Importante realçar que não quer dizer com isso que o julgador será o responsável por determinar qual política pública deve ser implementada no âmbito de um município, a título ilustrativo, mas entender o problema afeto à saúde pública no contexto macro e perceber, em termos de consequencialismo, que o mero deferimento de uma liminar assegurando uma transferência hospitalar, não resolverá todo imbróglio.

Até porque do que adiantaria assegurar o direito fundamental de um único cidadão se centenas de outros estão sendo violados?

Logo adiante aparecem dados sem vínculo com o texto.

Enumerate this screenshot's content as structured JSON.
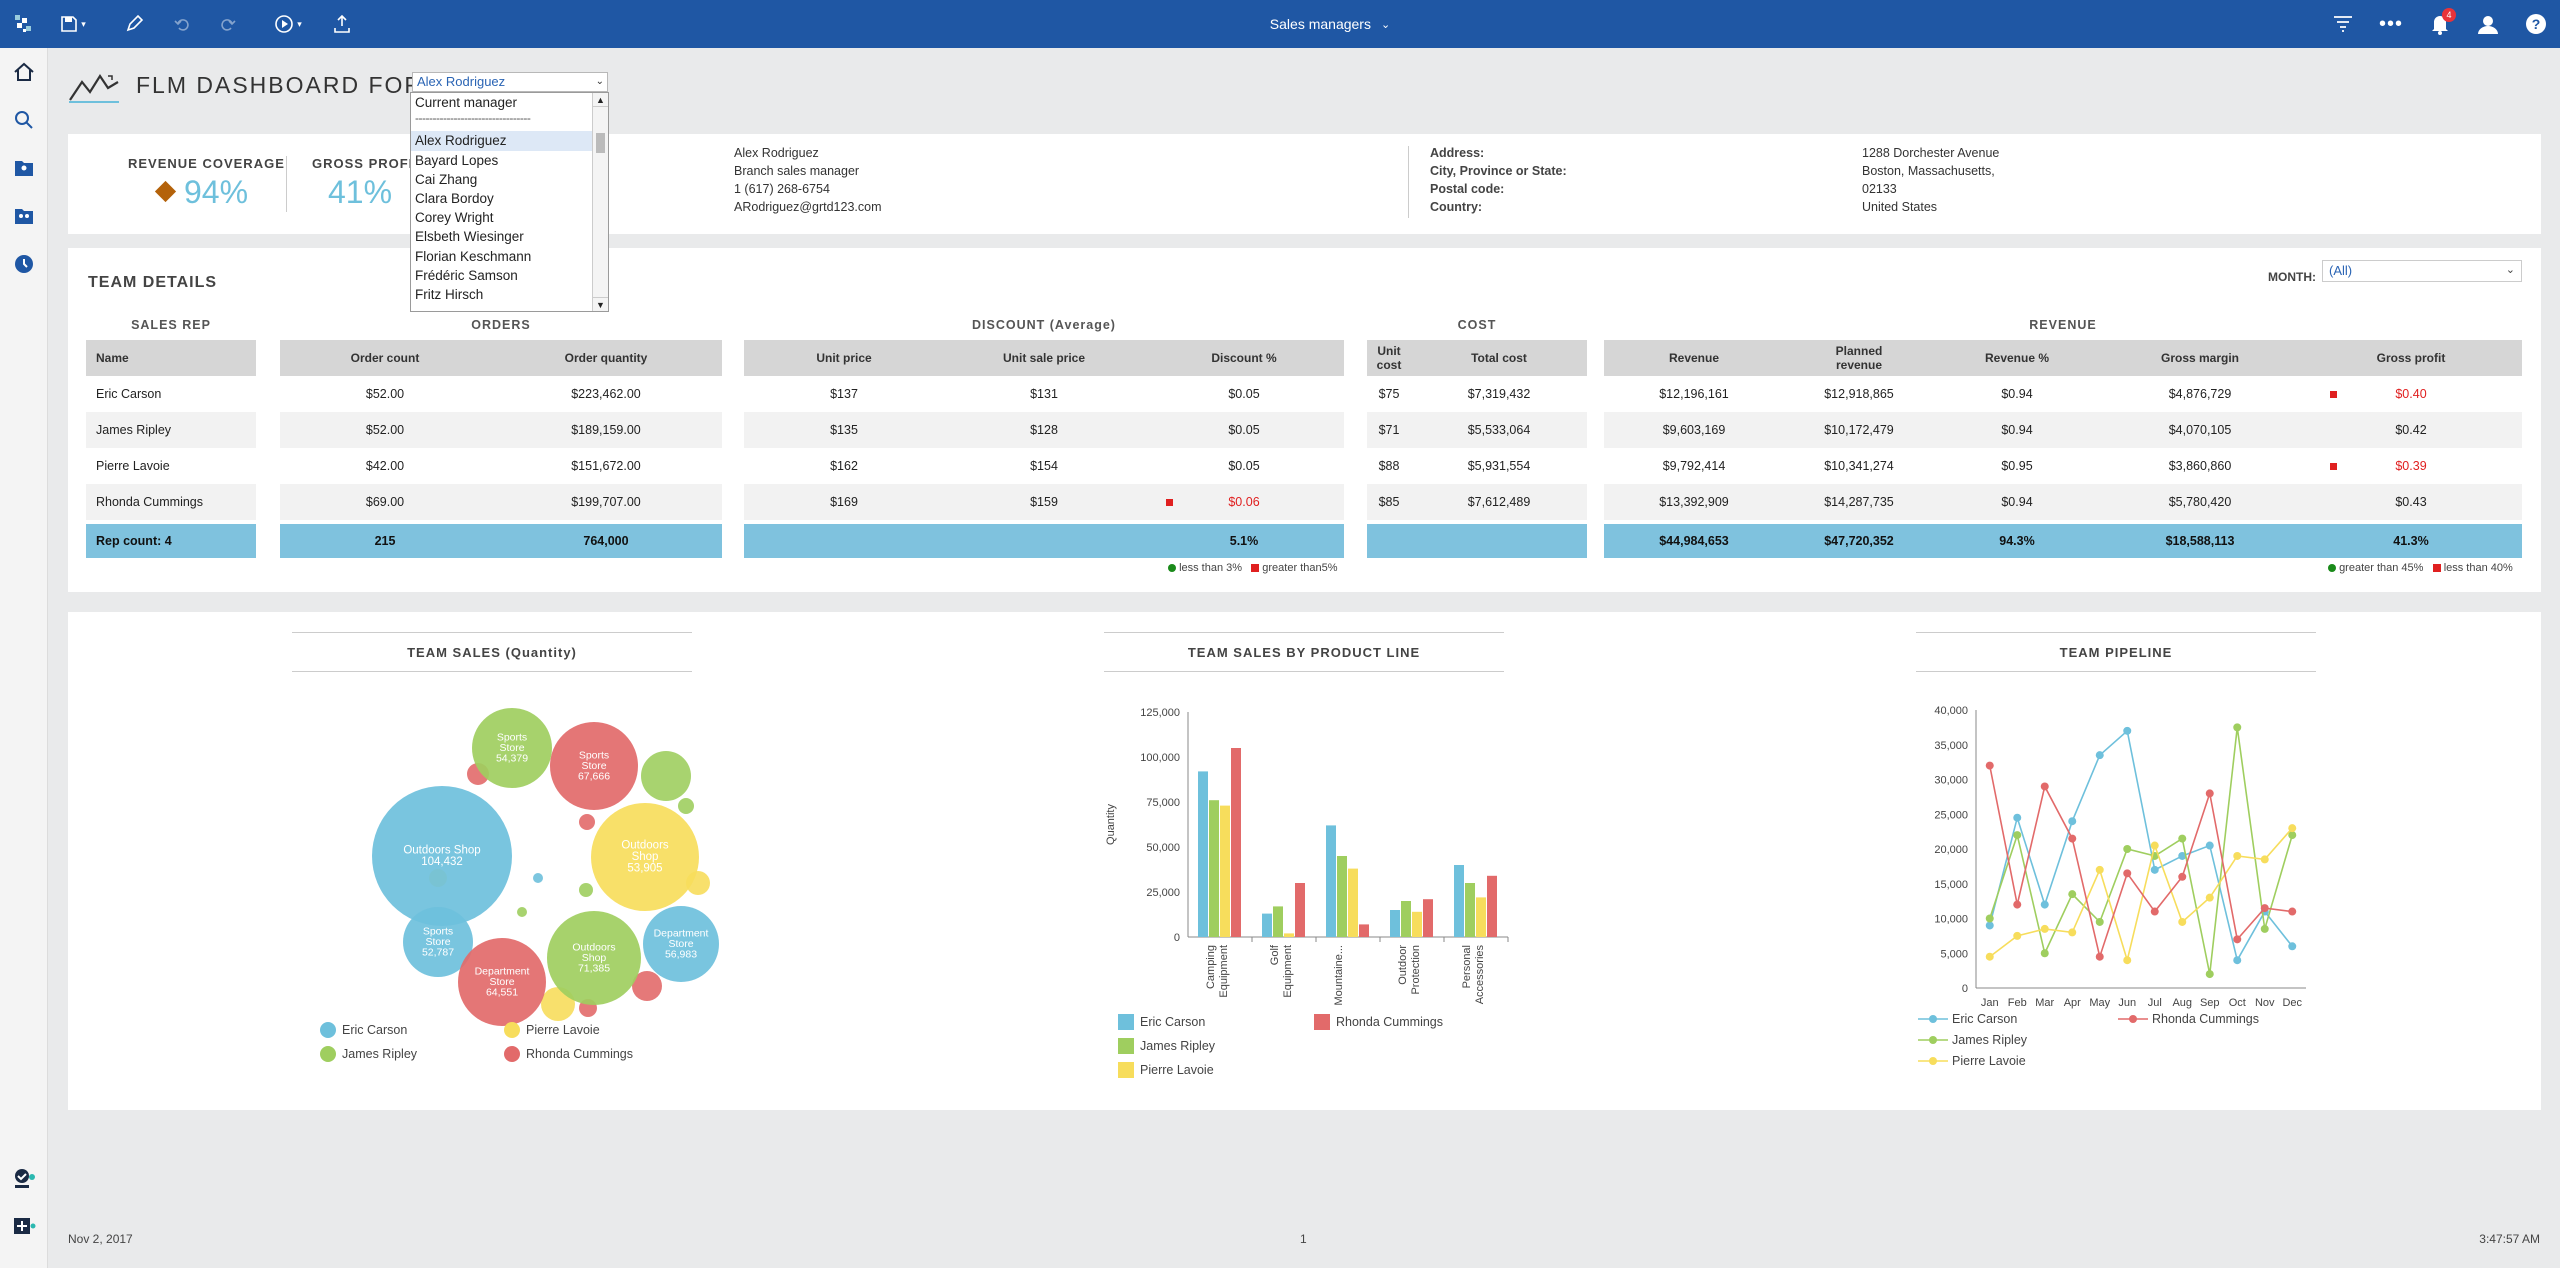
{
  "topbar": {
    "title": "Sales managers",
    "notif_count": "4"
  },
  "header": {
    "title": "FLM DASHBOARD FOR:",
    "selected_manager": "Alex Rodriguez",
    "dropdown_options": [
      "Current manager",
      "---------------------------------",
      "Alex Rodriguez",
      "Bayard Lopes",
      "Cai Zhang",
      "Clara Bordoy",
      "Corey Wright",
      "Elsbeth Wiesinger",
      "Florian Keschmann",
      "Frédéric Samson",
      "Fritz Hirsch"
    ]
  },
  "kpis": {
    "revenue_coverage_label": "REVENUE COVERAGE",
    "revenue_coverage_value": "94%",
    "gross_profit_label": "GROSS PROFIT",
    "gross_profit_value": "41%"
  },
  "manager_info": {
    "name": "Alex Rodriguez",
    "role": "Branch sales manager",
    "phone": "1 (617) 268-6754",
    "email": "ARodriguez@grtd123.com",
    "address_label": "Address:",
    "city_label": "City, Province or State:",
    "postal_label": "Postal code:",
    "country_label": "Country:",
    "address": "1288 Dorchester Avenue",
    "city": "Boston, Massachusetts,",
    "postal": "02133",
    "country": "United States"
  },
  "team": {
    "title": "TEAM DETAILS",
    "month_label": "MONTH:",
    "month_value": "(All)",
    "groups": {
      "sales_rep": "SALES REP",
      "orders": "ORDERS",
      "discount": "DISCOUNT (Average)",
      "cost": "COST",
      "revenue": "REVENUE"
    },
    "columns": {
      "name": "Name",
      "order_count": "Order count",
      "order_qty": "Order quantity",
      "unit_price": "Unit price",
      "unit_sale_price": "Unit sale price",
      "discount_pct": "Discount %",
      "unit_cost": "Unit cost",
      "total_cost": "Total cost",
      "revenue": "Revenue",
      "planned_revenue": "Planned revenue",
      "revenue_pct": "Revenue %",
      "gross_margin": "Gross margin",
      "gross_profit": "Gross profit"
    },
    "rows": [
      {
        "name": "Eric Carson",
        "order_count": "$52.00",
        "order_qty": "$223,462.00",
        "unit_price": "$137",
        "unit_sale_price": "$131",
        "discount_pct": "$0.05",
        "unit_cost": "$75",
        "total_cost": "$7,319,432",
        "revenue": "$12,196,161",
        "planned_revenue": "$12,918,865",
        "revenue_pct": "$0.94",
        "gross_margin": "$4,876,729",
        "gross_profit": "$0.40"
      },
      {
        "name": "James Ripley",
        "order_count": "$52.00",
        "order_qty": "$189,159.00",
        "unit_price": "$135",
        "unit_sale_price": "$128",
        "discount_pct": "$0.05",
        "unit_cost": "$71",
        "total_cost": "$5,533,064",
        "revenue": "$9,603,169",
        "planned_revenue": "$10,172,479",
        "revenue_pct": "$0.94",
        "gross_margin": "$4,070,105",
        "gross_profit": "$0.42"
      },
      {
        "name": "Pierre Lavoie",
        "order_count": "$42.00",
        "order_qty": "$151,672.00",
        "unit_price": "$162",
        "unit_sale_price": "$154",
        "discount_pct": "$0.05",
        "unit_cost": "$88",
        "total_cost": "$5,931,554",
        "revenue": "$9,792,414",
        "planned_revenue": "$10,341,274",
        "revenue_pct": "$0.95",
        "gross_margin": "$3,860,860",
        "gross_profit": "$0.39"
      },
      {
        "name": "Rhonda Cummings",
        "order_count": "$69.00",
        "order_qty": "$199,707.00",
        "unit_price": "$169",
        "unit_sale_price": "$159",
        "discount_pct": "$0.06",
        "unit_cost": "$85",
        "total_cost": "$7,612,489",
        "revenue": "$13,392,909",
        "planned_revenue": "$14,287,735",
        "revenue_pct": "$0.94",
        "gross_margin": "$5,780,420",
        "gross_profit": "$0.43"
      }
    ],
    "totals": {
      "name": "Rep count: 4",
      "order_count": "215",
      "order_qty": "764,000",
      "discount_pct": "5.1%",
      "revenue": "$44,984,653",
      "planned_revenue": "$47,720,352",
      "revenue_pct": "94.3%",
      "gross_margin": "$18,588,113",
      "gross_profit": "41.3%"
    },
    "discount_legend": {
      "low": "less than 3%",
      "high": "greater than5%"
    },
    "profit_legend": {
      "high": "greater than 45%",
      "low": "less than 40%"
    },
    "colors": {
      "good": "#1a8a1a",
      "bad": "#e02020",
      "total_bg": "#7fc2de"
    }
  },
  "charts": {
    "bubble": {
      "title": "TEAM SALES (Quantity)",
      "labels": [
        {
          "name": "Outdoors Shop",
          "value": "104,432"
        },
        {
          "name": "Outdoors Shop",
          "value": "53,905"
        },
        {
          "name": "Sports Store",
          "value": "67,666"
        },
        {
          "name": "Sports Store",
          "value": "54,379"
        },
        {
          "name": "Sports Store",
          "value": "52,787"
        },
        {
          "name": "Department Store",
          "value": "64,551"
        },
        {
          "name": "Outdoors Shop",
          "value": "71,385"
        },
        {
          "name": "Department Store",
          "value": "56,983"
        }
      ]
    },
    "bar": {
      "title": "TEAM SALES BY PRODUCT LINE",
      "ylabel": "Quantity",
      "yticks": [
        "125,000",
        "100,000",
        "75,000",
        "50,000",
        "25,000",
        "0"
      ]
    },
    "line": {
      "title": "TEAM PIPELINE",
      "yticks": [
        "40,000",
        "35,000",
        "30,000",
        "25,000",
        "20,000",
        "15,000",
        "10,000",
        "5,000",
        "0"
      ]
    },
    "series_names": [
      "Eric Carson",
      "James Ripley",
      "Pierre Lavoie",
      "Rhonda Cummings"
    ],
    "colors": {
      "eric": "#6ec0dc",
      "james": "#9fce5f",
      "pierre": "#f7dd5c",
      "rhonda": "#e26a6a"
    }
  },
  "chart_data": [
    {
      "type": "scatter",
      "title": "TEAM SALES (Quantity)",
      "series": [
        {
          "name": "Eric Carson",
          "values": [
            104432,
            52787,
            56983
          ]
        },
        {
          "name": "James Ripley",
          "values": [
            54379,
            71385
          ]
        },
        {
          "name": "Pierre Lavoie",
          "values": [
            53905
          ]
        },
        {
          "name": "Rhonda Cummings",
          "values": [
            67666,
            64551
          ]
        }
      ]
    },
    {
      "type": "bar",
      "title": "TEAM SALES BY PRODUCT LINE",
      "ylabel": "Quantity",
      "ylim": [
        0,
        125000
      ],
      "categories": [
        "Camping Equipment",
        "Golf Equipment",
        "Mountaine...",
        "Outdoor Protection",
        "Personal Accessories"
      ],
      "series": [
        {
          "name": "Eric Carson",
          "values": [
            92000,
            13000,
            62000,
            15000,
            40000
          ]
        },
        {
          "name": "James Ripley",
          "values": [
            76000,
            17000,
            45000,
            20000,
            30000
          ]
        },
        {
          "name": "Pierre Lavoie",
          "values": [
            73000,
            2000,
            38000,
            14000,
            22000
          ]
        },
        {
          "name": "Rhonda Cummings",
          "values": [
            105000,
            30000,
            7000,
            21000,
            34000
          ]
        }
      ]
    },
    {
      "type": "line",
      "title": "TEAM PIPELINE",
      "ylim": [
        0,
        40000
      ],
      "x": [
        "Jan",
        "Feb",
        "Mar",
        "Apr",
        "May",
        "Jun",
        "Jul",
        "Aug",
        "Sep",
        "Oct",
        "Nov",
        "Dec"
      ],
      "series": [
        {
          "name": "Eric Carson",
          "values": [
            9000,
            24500,
            12000,
            24000,
            33500,
            37000,
            17000,
            19000,
            20500,
            4000,
            11000,
            6000
          ]
        },
        {
          "name": "James Ripley",
          "values": [
            10000,
            22000,
            5000,
            13500,
            9500,
            20000,
            19000,
            21500,
            2000,
            37500,
            8500,
            22000
          ]
        },
        {
          "name": "Pierre Lavoie",
          "values": [
            4500,
            7500,
            8500,
            8000,
            17000,
            4000,
            20500,
            9500,
            13000,
            19000,
            18500,
            23000
          ]
        },
        {
          "name": "Rhonda Cummings",
          "values": [
            32000,
            12000,
            29000,
            21500,
            4500,
            16500,
            11000,
            16000,
            28000,
            7000,
            11500,
            11000
          ]
        }
      ]
    }
  ]
}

Será que de fato só a partir de individualização da demanda é que resolveremos o problema de saúde pública no Brasil? Por certo não.

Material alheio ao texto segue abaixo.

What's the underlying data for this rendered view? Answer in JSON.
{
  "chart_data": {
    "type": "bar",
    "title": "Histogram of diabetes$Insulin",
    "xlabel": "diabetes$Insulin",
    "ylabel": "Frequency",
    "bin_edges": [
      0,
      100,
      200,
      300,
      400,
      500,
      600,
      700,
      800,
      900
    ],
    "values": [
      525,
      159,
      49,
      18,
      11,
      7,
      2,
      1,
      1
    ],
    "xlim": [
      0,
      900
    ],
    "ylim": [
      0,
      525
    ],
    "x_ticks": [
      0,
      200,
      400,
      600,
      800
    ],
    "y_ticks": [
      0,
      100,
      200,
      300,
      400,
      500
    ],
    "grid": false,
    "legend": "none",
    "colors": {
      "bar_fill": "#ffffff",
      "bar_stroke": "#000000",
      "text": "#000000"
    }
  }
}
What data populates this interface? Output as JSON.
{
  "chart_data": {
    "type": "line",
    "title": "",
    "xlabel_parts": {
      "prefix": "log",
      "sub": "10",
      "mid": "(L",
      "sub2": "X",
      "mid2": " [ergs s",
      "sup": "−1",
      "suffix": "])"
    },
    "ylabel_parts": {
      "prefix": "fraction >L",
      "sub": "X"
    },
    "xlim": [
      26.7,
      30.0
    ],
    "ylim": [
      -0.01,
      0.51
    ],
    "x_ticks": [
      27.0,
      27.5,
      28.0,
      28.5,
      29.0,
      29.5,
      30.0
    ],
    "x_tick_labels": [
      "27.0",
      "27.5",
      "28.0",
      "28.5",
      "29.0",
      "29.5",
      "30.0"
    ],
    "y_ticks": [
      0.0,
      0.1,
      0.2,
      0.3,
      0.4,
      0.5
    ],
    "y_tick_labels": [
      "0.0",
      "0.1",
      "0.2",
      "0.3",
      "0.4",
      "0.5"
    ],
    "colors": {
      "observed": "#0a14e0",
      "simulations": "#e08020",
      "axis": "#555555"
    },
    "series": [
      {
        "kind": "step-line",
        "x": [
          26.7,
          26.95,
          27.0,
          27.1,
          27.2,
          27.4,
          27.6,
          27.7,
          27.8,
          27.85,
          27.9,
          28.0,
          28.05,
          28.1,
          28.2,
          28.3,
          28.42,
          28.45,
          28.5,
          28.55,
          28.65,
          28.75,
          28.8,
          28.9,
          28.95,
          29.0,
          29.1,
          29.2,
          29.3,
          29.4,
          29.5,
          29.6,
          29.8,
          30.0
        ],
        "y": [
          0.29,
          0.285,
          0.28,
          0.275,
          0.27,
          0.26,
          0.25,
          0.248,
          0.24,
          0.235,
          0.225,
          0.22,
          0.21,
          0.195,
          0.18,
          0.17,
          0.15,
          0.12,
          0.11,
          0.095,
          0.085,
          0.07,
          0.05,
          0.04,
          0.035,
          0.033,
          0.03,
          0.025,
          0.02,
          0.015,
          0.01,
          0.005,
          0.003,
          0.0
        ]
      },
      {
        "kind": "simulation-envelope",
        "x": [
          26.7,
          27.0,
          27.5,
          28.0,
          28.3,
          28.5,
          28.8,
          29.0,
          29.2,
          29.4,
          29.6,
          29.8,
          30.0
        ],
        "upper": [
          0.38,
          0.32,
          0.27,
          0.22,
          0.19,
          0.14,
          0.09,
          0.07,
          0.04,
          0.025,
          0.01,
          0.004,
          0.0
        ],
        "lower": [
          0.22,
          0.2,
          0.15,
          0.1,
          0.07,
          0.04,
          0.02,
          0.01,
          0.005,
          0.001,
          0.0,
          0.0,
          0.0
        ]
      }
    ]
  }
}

[1] BRASIL. Conselho Nacional de Justiça. Soluções Consensuais podem conter judicialização da saúde. Disponível em: <https://www.cnj.jus.br/solucoes-consensuais-podem-conter-judicializacao-da-saude/>. Acesso em: 28 mar 2021.

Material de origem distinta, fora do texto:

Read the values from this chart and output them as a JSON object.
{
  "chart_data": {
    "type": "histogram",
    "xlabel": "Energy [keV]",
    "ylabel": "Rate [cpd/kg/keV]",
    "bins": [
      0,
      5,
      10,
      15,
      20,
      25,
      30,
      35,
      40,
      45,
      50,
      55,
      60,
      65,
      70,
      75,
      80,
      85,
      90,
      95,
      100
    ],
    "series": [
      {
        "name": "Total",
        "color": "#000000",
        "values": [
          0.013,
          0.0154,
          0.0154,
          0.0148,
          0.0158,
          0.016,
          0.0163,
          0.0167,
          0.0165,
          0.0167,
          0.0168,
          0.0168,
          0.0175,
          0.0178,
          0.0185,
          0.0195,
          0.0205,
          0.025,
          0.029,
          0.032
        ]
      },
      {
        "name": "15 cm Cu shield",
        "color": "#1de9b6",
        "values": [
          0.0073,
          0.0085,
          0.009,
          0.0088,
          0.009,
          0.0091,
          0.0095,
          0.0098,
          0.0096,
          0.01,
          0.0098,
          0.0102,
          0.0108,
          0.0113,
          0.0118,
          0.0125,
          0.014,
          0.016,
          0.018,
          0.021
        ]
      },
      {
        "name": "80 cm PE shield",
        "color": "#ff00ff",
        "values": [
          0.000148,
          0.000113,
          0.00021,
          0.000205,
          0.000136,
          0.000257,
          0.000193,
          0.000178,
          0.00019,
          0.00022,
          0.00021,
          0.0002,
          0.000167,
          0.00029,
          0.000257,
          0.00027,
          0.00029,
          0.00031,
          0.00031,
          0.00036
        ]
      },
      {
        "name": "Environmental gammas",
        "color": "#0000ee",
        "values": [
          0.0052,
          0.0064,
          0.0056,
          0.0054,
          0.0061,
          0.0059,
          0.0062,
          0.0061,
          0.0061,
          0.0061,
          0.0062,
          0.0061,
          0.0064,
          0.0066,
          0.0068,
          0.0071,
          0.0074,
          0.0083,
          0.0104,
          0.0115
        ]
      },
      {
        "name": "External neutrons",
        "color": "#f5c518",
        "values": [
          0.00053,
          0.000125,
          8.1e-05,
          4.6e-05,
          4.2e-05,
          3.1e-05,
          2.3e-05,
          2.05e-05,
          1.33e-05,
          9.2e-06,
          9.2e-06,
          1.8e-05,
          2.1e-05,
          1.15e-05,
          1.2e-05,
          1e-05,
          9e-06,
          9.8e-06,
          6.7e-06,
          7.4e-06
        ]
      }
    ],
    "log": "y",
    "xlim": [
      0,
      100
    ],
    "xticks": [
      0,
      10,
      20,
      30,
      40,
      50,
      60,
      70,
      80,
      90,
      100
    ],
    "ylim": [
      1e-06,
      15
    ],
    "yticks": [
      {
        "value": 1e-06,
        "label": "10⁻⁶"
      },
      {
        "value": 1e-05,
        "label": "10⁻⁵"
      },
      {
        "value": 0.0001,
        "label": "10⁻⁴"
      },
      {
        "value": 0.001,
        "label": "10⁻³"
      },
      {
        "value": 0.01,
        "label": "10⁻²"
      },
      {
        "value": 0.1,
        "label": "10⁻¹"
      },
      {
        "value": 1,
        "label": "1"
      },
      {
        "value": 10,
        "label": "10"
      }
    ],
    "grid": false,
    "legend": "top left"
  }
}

[2] JOBIM, Marco Félix; ALFF, Hannah Pereira. Direito à saúde coletiva na pandemia: reflexões sobre o papel do Judiciário em gestão de casos múltiplos em tempos de crise. In: SOARES, Carlos Henrique; NUNES, Leonardo Silva; ÁVILA, Luiz Augusto de Lima. Direitos em tempos de crise: soluções processuais para a tutela de direitos coletivos e individuais. Belo Horizonte: Dialética, 2020, p. 343.

[3] JOBIM, Marco Félix; ALFF, Hannah Pereira. Direito à saúde coletiva na pandemia: reflexões sobre o papel do Judiciário em gestão de casos múltiplos em tempos de crise. In: SOARES, Carlos Henrique; NUNES, Leonardo Silva; ÁVILA, Luiz Augusto de Lima. Direitos em tempos de crise: soluções processuais para a tutela de direitos coletivos e individuais. Belo Horizonte: Dialética, 2020, p. 343

[4] JOBIM, Marco Félix; ALFF, Hannah Pereira. Direito à saúde coletiva na pandemia: reflexões sobre o papel do Judiciário em gestão de casos múltiplos em tempos de crise. In: SOARES, Carlos Henrique; NUNES, Leonardo Silva; ÁVILA, Luiz Augusto de Lima. Direitos em tempos de crise: soluções processuais para a tutela de direitos coletivos e individuais. Belo Horizonte: Dialética, 2020

[5] MADUREIRA, Claudio; ZANETI JR, Hermes. Controle jurisdicional das políticas públicas de saúde em tempos de pandemia: a doutrina dos processos estruturais como método e o dever processual de diálogo como limite. In: SOARES, Carlos Henrique; NUNES, Leonardo Silva; ÁVILA, Luiz Augusto de Lima. Direitos em tempos de crise: soluções processuais para a tutela de direitos coletivos e individuais. Belo Horizonte: Dialética, 2020, p. 411.